Gestern sind wir wieder nach Stromberg gefahren und haben die letzten Badmöbel, die noch in Düsseldorf lagerten, dahin verfrachtet. Außerdem haben wir die restlichen Packungen Hartvinyl für den Bodenbelag mitgenommen.
Die Fliesenleger haben weiter gute Fortschritte gemacht. Die Treppe vom Erdgeschoss ins Obergeschoss ist in der vergangenen Woche fertig gefliest worden und darf nun (vorsichtig) betreten werden.
Die Fertigstellung der Bäder im Kellergeschoss und im Erdgeschoss hängt nun an der Installation der Duschwannen. Das wollen wir in dieser Woche selber erledigen, während der Fliesenleger die Treppe zwischen Kellergeschoss und Erdgeschoss fliest. Da kommt man sich leider in die Quere, denn eigentlich müssten wir mehrmals die Treppe benutzen. So müssen wir halt jedesmal außenherum gehen.

Jede Treppenstufe wird mit Mörtel auf die passende Höhe aufgefüllt. Das sind jeweils noch einige Zentimeter. Auf diesen noch feuchten Mörtel wird dann die Fliese mit Fliesenkleber aufgesetzt. Das scheint uns etwas „unorthodox“, aber es funktioniert. Die Fliesen können direkt nach dem Legen vorsichtig betreten werden. Es ist sogar so, daß sich der Fliesenleger von unten nach oben vorarbeitet, also jeweils die frisch gelegte Fliese belastet.
Das Setzen der Duschwannen ist, wenn man es einmal gemacht hat, eigentlich auch kein Hexenwerk mehr. Sie werden auf einen Alurahmen aufgesetzt, der vorher justiert werden muß. Der Rahmen hat eine Ablaufrinne für den Fall, daß doch irgendwo Wasser durchsickert. Diese Ablaufrinne ist über einen Schlauch mit dem Siphon verbunden. Außen sind Matten angeklebt, die das Wasser in diese Rinne leiten sollen.
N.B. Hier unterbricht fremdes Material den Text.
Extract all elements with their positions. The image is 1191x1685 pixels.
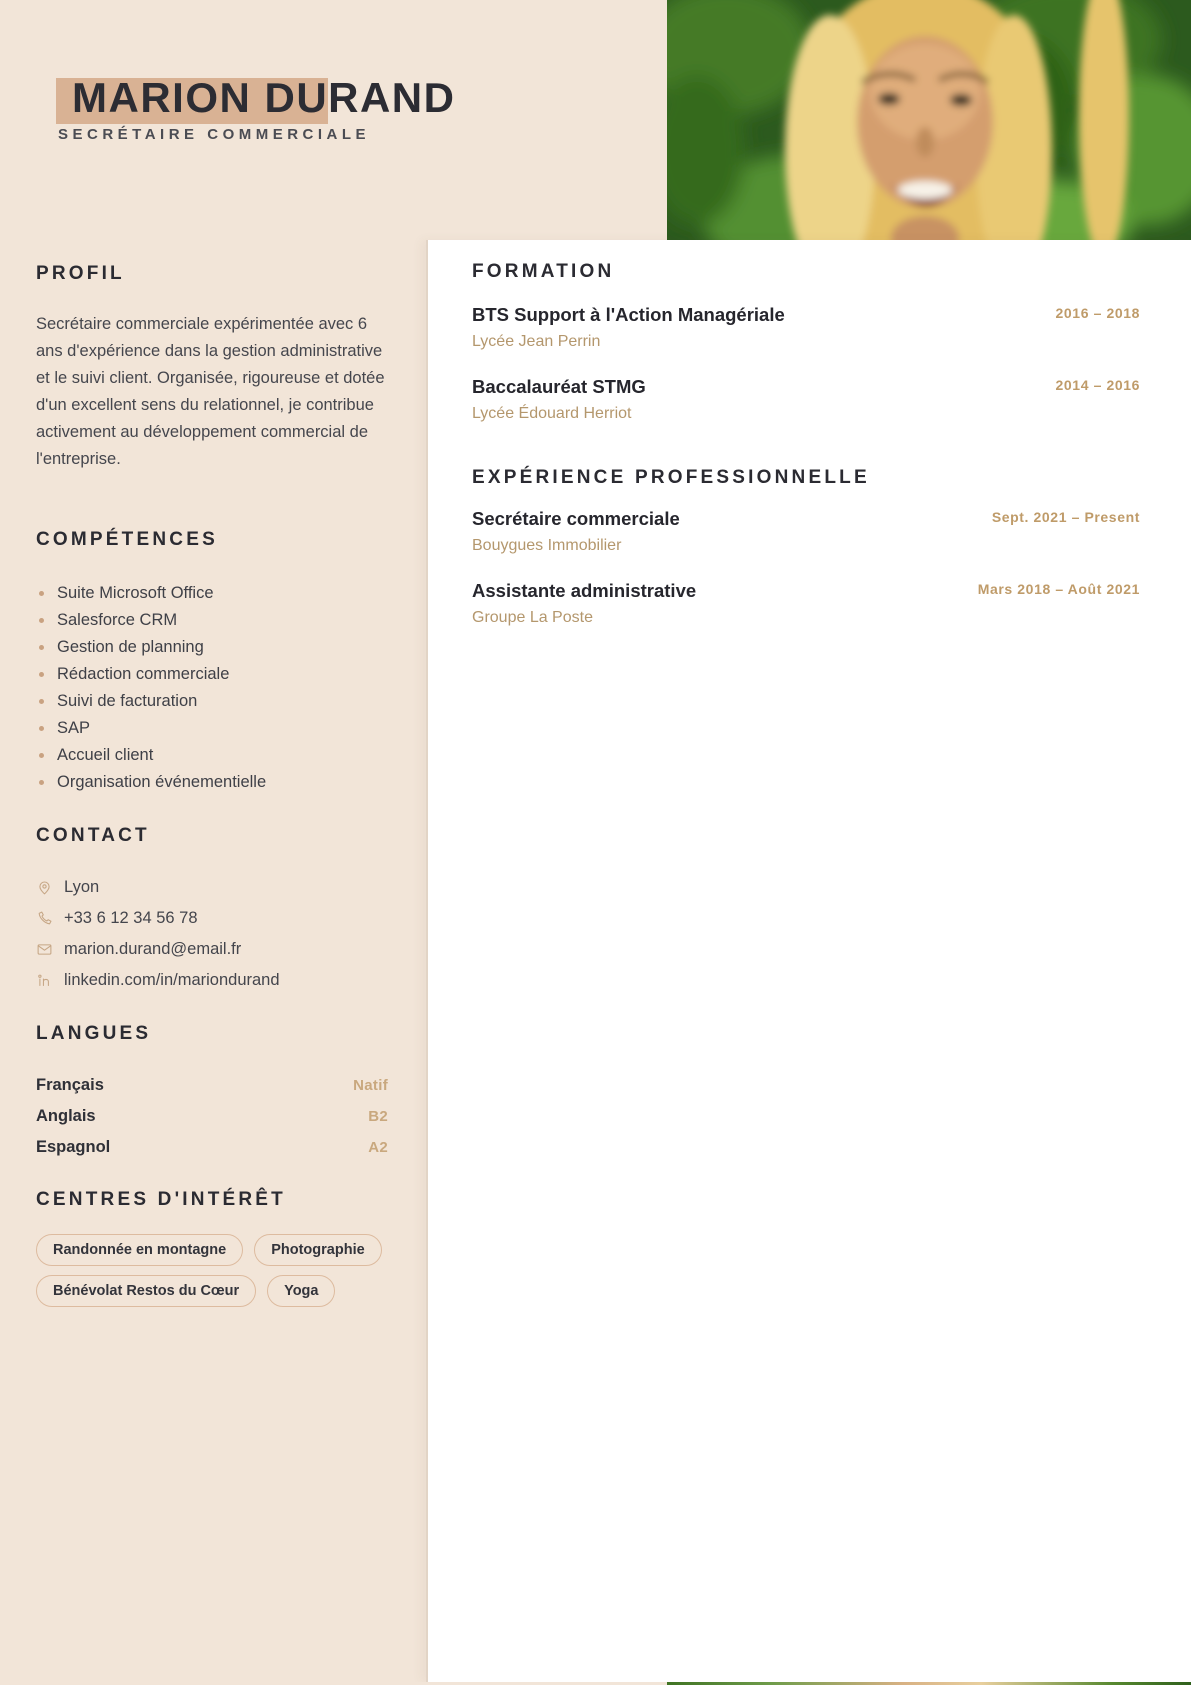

Größere Wannen sollen nicht nur auf dem Rahmen aufliegen, sondern auch in der Mitte abgestützt werden. Im Erdgeschoss haben wir dafür gestapelte und verschraubte Kanthölzer mit einer Moosgummiauflage verwendet. Das sollte funktionieren. Der Siphon wird an den Abfluß angeschlossen und passend unter dem Loch der Duschwanne positioniert. Er wird hinterher von oben mit drei Schrauben wasserdicht festgeschraubt. Bevor die Duschwanne auf diese Unterkonstruktion gelegt wird, muß ein wasserdichtes Knetband umlaufend auf den Alurahmen festgedrückt werden. Es dichtet den Raum unterhalb der Duschwanne gegen Wasser aus der Ablaufrinne ab.

Nachdem der Unterbau fertig ist, muß die Wanne nur noch aufgelegt und angedrückt werden. Das sollte man zu zweit machen, denn gerade die größeren Wannen sind nicht ganz leicht, vor allem sind sie aber unhandlich. Wenn sie liegt, geht man mehrmals auf Strümpfen am Rand entlang und drückt sie so durch das Körpergewicht fest an. Den Rest machen dann die Fliesenleger und am Schluß kommt wieder unser Einsatz, wenn Duschwände und Armaturen installiert werden.
Während ich die Duschwannen setze, streicht Li die Decken des Wohnzimmers und des Hauswirtschaftsraumes zum erstenmal. Das ist keine leichte Arbeit, man holt sich Schwielen an den Händen und verzieht sich Schultern und den Nacken.
Am nächsten Tag ist der Anstrich getrocknet und man kann die Knubbel und Dellen bei schrägem Scheinwerferlicht gut erkennen. Sie entstehen an den Stoßkanten und durch kleine Fehler in der Filigrandecke. Zum Glück sind es nicht viele. Knubbel stoßen wir mit der Spachtel ab, Dellen werden mit Spachtelmasse begradigt. Diese Stellen werden, wenn die Spachtelmasse fest ist, mit einem Exzenterschleifer geglättet und vor dem zweiten Anstrich nochmal mit Farbe überpinselt.